【この記事の概要】 現在、私は、1977年10月に部落差別の問題を正面から取り上げることをテーマとして創刊された文芸雑誌『革』(当初の編集委員は野間宏、井上光晴、竹内泰宏、土方鐵、杉浦明平、川元祥一など)に、2020年9月から「解放文学の軌跡」という評論を連載しています。この評論は、部落差別の問題を追及して、日本と日本人を、その深部から捉えようとした近現代の文学作品を批評したもので、2024年3月発行予定の『革』第40号には「解放文学の軌跡(第8回)」の「野間宏と被差別部落―『青年の環』を中心に」が掲載されています。これまで紹介してきたブログの記事の多くは、この連載の下書きとして書いたもので、今後は、『革』連載の批評をブログで公開していく予定です。今回は、「解放文学の軌跡」の第5回にあたる島崎藤村「『破戒』をめぐる諸問題」(『革』第37号、2022年9月)の最終回を掲載します。この評論の引用・転載は自由ですが、必ず出典を明記してください。

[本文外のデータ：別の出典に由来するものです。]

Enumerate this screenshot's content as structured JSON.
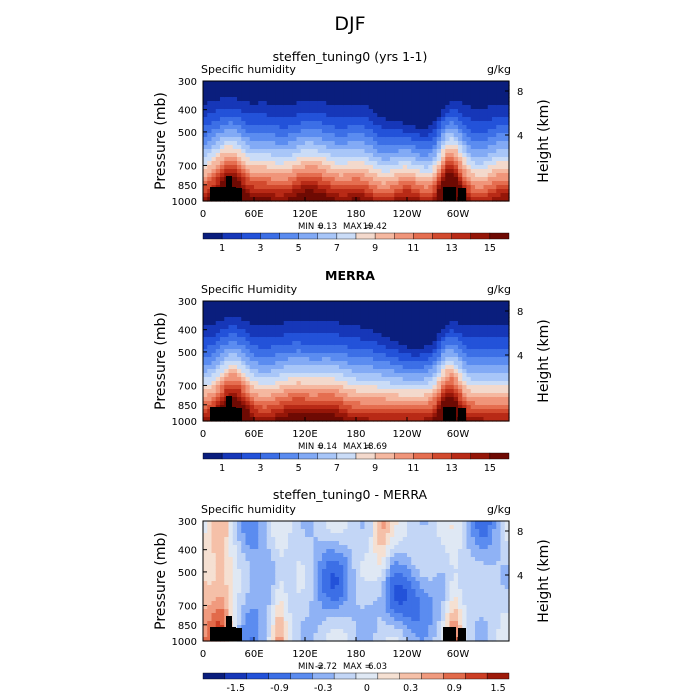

なお、文芸誌『革』は、現在では部落差別のみならず、性的マイノリティ、災害避難民等々、さまざまな社会的排除の対象となっている人々や日本社会の差別構造等の問題を、小説、ルポルタージュ、評論、詩、俳句で表現した作品を掲載しています。申込先は「〒651―2202 神戸市西区押部谷町西盛584―1 『革の会』事務局 善野烺」です。

 

第三章 告白の評価をめぐって

部落民意識の綻び

 『破戒』の第二章は校長と郡視学による丑松の排除と差別的な会話の場面であったが、第一章の冒頭にも差別事件の場面が描かれている。その差別事件とは、次のようなものである。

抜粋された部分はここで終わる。